„Meine Hochzeitsreise, die ich allein antreten musste, führte mich ins Gefangenenlager.“ So erinnerte sich Friedrich-Wilhelm Koepe (1916 bis 2004) im Gespräch mit dem Redaktionsleiter der Dorstener „Ruhr-Nachrichten“, Rudolf Plümpe, 1995 an das Kriegsende 1945.
Eigentlich hatte der Rittmeister und Panzerkommandant Friedrich-Wilhelm Koepe die Militär- und Kriegszeit schon beendet gehabt, denn er war Ende 1944 – wegen einer schweren Verletzung nicht mehr kriegsverwendungsfähig – von der Westfront zum Heimatstandort des Kavallerieregimentes 15 nach Paderborn zurückkommandiert worden. Dort bekam er bis zur endgültigen Entlassung Urlaub und begab sich nach Salzkotten, dem Wohnort seiner damaligen Braut und späteren Ehefrau Julia. In deren engstem Verwandtenkreis wurde geheiratet. Eingeladen waren noch einige Regimentskameraden.
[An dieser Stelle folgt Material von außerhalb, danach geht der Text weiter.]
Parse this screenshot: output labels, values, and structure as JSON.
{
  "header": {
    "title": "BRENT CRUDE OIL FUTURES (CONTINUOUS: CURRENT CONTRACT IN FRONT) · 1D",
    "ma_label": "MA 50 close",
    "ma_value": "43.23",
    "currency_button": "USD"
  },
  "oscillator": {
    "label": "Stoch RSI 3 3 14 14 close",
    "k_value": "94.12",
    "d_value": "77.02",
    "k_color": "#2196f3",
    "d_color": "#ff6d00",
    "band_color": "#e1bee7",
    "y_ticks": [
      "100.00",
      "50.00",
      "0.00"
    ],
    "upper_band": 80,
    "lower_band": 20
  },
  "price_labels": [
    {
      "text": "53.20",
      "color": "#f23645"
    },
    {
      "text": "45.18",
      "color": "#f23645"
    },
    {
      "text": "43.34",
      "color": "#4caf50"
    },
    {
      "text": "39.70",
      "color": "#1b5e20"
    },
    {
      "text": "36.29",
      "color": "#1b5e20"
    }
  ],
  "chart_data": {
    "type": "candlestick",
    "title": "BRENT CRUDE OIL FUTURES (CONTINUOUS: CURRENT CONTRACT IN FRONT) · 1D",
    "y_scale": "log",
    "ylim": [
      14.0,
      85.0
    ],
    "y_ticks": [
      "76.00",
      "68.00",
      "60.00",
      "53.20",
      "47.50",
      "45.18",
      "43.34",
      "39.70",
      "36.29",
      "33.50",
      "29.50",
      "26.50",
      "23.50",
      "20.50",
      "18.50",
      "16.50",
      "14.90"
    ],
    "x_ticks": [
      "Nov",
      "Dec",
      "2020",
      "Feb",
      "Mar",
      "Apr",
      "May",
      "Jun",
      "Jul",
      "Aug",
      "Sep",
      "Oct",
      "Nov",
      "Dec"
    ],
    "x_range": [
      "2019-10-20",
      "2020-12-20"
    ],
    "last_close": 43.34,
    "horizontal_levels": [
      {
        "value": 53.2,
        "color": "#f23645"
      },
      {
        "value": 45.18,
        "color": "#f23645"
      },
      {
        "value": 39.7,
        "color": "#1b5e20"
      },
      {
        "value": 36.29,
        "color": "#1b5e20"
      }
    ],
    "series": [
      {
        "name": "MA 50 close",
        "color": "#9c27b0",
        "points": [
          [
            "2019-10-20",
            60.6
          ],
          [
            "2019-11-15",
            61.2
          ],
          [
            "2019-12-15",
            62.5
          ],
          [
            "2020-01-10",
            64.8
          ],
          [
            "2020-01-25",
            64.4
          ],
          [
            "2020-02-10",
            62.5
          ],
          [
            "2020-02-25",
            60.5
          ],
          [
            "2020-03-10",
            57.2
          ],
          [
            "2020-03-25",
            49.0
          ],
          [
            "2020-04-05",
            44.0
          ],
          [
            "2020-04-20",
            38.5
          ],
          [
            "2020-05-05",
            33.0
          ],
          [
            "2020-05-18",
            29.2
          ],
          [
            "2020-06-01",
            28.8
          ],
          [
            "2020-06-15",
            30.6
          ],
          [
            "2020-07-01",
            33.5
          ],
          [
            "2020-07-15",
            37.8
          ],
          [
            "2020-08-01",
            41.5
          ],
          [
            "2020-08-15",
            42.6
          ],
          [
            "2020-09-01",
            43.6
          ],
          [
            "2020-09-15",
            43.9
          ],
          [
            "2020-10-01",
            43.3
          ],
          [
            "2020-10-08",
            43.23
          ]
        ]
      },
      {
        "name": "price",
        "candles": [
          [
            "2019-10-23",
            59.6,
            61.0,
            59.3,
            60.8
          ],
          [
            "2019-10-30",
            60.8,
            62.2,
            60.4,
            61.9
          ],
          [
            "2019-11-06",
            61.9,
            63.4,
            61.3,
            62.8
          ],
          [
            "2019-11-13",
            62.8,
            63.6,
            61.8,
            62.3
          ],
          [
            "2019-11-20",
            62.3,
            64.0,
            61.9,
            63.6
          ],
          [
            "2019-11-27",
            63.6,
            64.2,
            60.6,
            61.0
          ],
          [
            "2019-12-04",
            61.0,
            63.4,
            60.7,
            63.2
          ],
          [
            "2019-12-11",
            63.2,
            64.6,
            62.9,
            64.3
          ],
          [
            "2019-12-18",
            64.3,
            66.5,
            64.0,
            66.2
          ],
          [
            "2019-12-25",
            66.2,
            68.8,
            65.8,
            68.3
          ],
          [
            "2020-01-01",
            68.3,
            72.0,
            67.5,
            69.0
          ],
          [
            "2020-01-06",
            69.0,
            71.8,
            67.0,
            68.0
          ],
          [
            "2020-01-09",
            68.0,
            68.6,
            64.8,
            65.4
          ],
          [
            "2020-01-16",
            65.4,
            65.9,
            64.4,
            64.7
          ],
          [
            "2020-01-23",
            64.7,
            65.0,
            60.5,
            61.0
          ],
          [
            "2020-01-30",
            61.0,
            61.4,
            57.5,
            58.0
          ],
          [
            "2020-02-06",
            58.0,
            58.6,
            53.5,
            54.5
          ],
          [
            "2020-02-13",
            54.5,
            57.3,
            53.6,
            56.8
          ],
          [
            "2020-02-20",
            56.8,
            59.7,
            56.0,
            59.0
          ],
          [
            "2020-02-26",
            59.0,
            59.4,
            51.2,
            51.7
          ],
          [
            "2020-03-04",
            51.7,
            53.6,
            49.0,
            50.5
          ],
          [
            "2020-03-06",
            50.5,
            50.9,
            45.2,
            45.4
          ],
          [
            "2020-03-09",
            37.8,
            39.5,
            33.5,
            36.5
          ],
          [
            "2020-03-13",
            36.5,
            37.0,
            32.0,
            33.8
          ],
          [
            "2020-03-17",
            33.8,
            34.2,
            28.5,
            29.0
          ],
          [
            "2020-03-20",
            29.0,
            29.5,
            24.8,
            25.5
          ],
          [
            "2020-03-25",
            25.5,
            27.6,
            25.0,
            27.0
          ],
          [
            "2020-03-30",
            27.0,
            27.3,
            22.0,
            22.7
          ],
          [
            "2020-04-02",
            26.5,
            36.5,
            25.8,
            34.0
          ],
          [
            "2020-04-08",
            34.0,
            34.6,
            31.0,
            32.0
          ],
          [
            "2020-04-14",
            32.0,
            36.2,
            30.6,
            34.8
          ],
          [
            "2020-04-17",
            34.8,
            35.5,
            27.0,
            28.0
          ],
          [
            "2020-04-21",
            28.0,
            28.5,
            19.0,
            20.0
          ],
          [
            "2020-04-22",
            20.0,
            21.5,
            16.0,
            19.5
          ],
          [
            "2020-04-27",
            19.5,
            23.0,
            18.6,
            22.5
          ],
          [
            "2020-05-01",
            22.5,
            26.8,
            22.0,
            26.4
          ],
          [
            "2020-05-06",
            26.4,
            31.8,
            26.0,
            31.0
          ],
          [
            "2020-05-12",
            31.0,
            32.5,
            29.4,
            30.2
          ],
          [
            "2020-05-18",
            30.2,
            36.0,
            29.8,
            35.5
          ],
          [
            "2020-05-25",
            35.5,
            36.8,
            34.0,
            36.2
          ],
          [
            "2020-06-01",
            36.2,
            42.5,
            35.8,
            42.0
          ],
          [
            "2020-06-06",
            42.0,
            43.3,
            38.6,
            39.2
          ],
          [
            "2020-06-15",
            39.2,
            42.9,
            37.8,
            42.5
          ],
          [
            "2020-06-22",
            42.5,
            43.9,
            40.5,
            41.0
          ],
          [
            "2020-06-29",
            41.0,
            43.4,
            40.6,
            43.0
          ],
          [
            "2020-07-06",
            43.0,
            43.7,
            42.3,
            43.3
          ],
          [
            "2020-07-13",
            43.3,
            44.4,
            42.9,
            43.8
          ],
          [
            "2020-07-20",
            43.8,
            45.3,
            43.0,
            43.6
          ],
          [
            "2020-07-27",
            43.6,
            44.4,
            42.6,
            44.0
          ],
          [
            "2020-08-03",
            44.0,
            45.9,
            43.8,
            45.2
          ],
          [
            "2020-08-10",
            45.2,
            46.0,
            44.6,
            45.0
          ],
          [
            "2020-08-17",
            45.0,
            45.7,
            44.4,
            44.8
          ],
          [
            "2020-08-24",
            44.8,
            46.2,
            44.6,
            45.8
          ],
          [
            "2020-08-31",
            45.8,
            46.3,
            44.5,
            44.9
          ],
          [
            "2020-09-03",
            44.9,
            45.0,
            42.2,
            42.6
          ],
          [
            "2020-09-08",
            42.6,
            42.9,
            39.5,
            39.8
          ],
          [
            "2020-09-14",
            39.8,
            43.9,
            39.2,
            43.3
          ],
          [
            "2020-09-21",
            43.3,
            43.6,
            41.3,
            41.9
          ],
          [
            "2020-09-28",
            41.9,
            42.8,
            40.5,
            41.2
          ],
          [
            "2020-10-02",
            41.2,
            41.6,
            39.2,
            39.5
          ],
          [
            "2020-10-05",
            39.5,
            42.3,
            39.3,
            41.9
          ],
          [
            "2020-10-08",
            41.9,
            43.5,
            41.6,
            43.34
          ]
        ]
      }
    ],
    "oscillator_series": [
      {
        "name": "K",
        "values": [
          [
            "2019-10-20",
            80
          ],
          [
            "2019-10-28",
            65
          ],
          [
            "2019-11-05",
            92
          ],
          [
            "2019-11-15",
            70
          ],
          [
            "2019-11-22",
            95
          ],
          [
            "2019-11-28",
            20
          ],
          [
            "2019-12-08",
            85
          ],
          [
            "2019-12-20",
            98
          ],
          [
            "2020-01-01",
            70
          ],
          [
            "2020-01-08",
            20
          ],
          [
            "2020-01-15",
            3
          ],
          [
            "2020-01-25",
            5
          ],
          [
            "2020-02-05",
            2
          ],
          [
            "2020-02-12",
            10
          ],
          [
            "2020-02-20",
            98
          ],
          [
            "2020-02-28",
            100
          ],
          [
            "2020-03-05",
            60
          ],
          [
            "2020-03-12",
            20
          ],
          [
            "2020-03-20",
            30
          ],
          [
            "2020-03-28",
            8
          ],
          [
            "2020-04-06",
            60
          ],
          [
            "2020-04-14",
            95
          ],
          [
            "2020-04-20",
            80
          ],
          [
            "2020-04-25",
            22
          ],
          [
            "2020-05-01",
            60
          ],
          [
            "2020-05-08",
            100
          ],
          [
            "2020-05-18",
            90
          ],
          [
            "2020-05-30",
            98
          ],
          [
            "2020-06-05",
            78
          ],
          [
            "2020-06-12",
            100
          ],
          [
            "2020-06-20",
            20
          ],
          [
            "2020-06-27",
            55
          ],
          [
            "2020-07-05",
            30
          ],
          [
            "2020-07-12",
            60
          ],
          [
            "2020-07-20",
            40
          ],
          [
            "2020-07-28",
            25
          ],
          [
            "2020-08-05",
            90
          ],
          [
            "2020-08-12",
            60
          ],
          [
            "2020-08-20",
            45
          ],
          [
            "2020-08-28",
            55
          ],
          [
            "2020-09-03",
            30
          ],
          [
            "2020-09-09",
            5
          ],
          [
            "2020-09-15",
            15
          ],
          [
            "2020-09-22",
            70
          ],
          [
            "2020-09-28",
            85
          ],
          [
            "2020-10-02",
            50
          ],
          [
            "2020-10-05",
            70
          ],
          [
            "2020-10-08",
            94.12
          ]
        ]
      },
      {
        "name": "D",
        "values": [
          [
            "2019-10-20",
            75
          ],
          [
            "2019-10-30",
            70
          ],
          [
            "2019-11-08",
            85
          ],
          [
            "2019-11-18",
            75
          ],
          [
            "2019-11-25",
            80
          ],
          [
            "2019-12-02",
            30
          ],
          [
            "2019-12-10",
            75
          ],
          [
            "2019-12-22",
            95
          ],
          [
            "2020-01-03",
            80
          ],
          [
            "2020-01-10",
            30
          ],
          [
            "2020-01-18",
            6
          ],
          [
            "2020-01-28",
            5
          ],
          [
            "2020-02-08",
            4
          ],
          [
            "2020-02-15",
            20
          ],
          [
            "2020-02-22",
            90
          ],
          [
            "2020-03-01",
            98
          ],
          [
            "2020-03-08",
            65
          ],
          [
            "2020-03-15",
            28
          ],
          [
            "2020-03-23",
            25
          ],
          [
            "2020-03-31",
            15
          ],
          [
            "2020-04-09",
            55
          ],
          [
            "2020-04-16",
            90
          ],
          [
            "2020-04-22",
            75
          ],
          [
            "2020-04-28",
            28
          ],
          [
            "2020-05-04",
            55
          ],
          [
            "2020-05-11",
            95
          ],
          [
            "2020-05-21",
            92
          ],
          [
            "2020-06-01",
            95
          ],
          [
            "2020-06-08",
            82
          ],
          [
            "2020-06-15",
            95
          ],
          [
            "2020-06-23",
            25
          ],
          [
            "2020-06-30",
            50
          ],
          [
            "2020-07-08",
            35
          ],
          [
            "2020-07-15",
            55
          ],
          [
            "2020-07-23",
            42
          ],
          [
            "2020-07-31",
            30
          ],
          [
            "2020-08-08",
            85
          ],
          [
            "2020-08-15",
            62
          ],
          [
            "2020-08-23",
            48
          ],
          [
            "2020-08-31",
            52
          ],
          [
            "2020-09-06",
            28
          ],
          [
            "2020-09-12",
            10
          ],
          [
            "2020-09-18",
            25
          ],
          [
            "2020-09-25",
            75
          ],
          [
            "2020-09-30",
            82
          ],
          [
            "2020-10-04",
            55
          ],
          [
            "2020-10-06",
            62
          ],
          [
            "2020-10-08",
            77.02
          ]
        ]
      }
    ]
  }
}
Ins Gefangenenlager am Atlantik verbracht
Angesichts des bevorstehenden Kriegsendes blickte das junge Ehepaar hoffnungsvoll in die Zukunft, aber dann kamen die Amerikaner. Alle Männer mussten sich bei der Kommandantur melden; auch Koepe, obwohl er so gut wie aus der Wehrmacht entlassen war. Er wurde in ein riesiges Lager an der französischen Atlantikküste gebracht, das die Amerikaner eingerichtet hatten, um Kriegsgefangene in die USA zu transportieren.
Hier entstand in Gemeinschaftsarbeit ein kleines Buch über das Leben und Leiden des PW (prisoner of war = Kriegsgefangener), das später in Koepes Eigentum überging, weil er als Nichtraucher dafür im Tausch Zigaretten anbieten konnte.
Buch auf braunem Verpackungspapier von Peter Großkreuz illustriert
Das kleine Buch im quadratischen Format, von einem Mitgefangenen, dem Berliner Karikaturisten Peter Großkreuz sehr schön illustriert, ist schon vom Äußeren her bemerkenswert, ein Dokument aus der Nachkriegszeit. Die eng in Schönschrift beschriebenen Seiten bestehen aus gelb-braunem Papier von Verpackungstüten, und um Tinte zu bekommen, wurden Kopierstifte in Wasser aufgelöst.
Inhaltlich wird in wohl gereimten Versen zunächst unter dem Aspekt Gefangenschaft ein Streifzug durch die Weltgeschichte unternommen, angefangen von dem durch Göttervater Zeus an einen Felsen geschmiedeten Prometheus und Antonius in den Liebesfesseln der Kleopatra über Indianer am Marterpfahl und Missionare, die von Kannibalen verspeist werden, bis zu den Kriegsgefangenen des Zweiten Weltkriegs. Hier eine Leseprobe über die Strapazen eines PW:
„Wieso es kam, dass uns die Feinde fingen, um uns in dieses Camp zu bringen, ist heute kaum noch zu erhellen und auch nicht richtig festzustellen. Wie so die Dinge manchmal liefen, man hörte, dass sie „hands up“ riefen. Wenn es keine Möglichkeit zum Fliehen oder zur Verteidigung gab, dann hob man schließlich doch die Hände. Nach wenigen Augenblicken schon sah man, dass die „Genfer Konvention“ meist nur auf Papier geschrieben steht. Mit Fußtritten und mit Kolbenhieben trieb man den abgekämpften Haufen im Laufschritt. Die Preciosen und die Uhren verschwanden plötzlich ohne Spuren.“ Oder eine andere Stelle über den ständigen Hunger: „Ein Quell der Sorge und des Kummers, der Alpdruck jedes ruhigen Schlummers, das ist die ewig neue Frage: was essen wir am nächsten Tage? Den Blick gesenkt.“
Wie sich das trostlose Lagerleben auch auf die Psyche auswirkte, zeigt diese Stelle:
„So lebt der PW ohne Stunden, zieht wesenlos die Lagerrunden nach links, nach rechts, gerade, krumm, sein Leben läuft im Kreis herum. Die Hände hat er tief vergraben, so siehst du ihn geduldig traben. Den Blick zu Boden tief gesenkt, ob ihm vielleicht der Weg was schenkt? Ein Endchen Draht, ein Stückchen Glas? Und Nägel? Er sucht immer was.“
Am 15. September 1945 entlassen, sah der Dorstener die Heimatstadt wieder. Sein Betrieb war durch Bomben zerstört, so dass er auch hier wieder bei Null anfangen musste.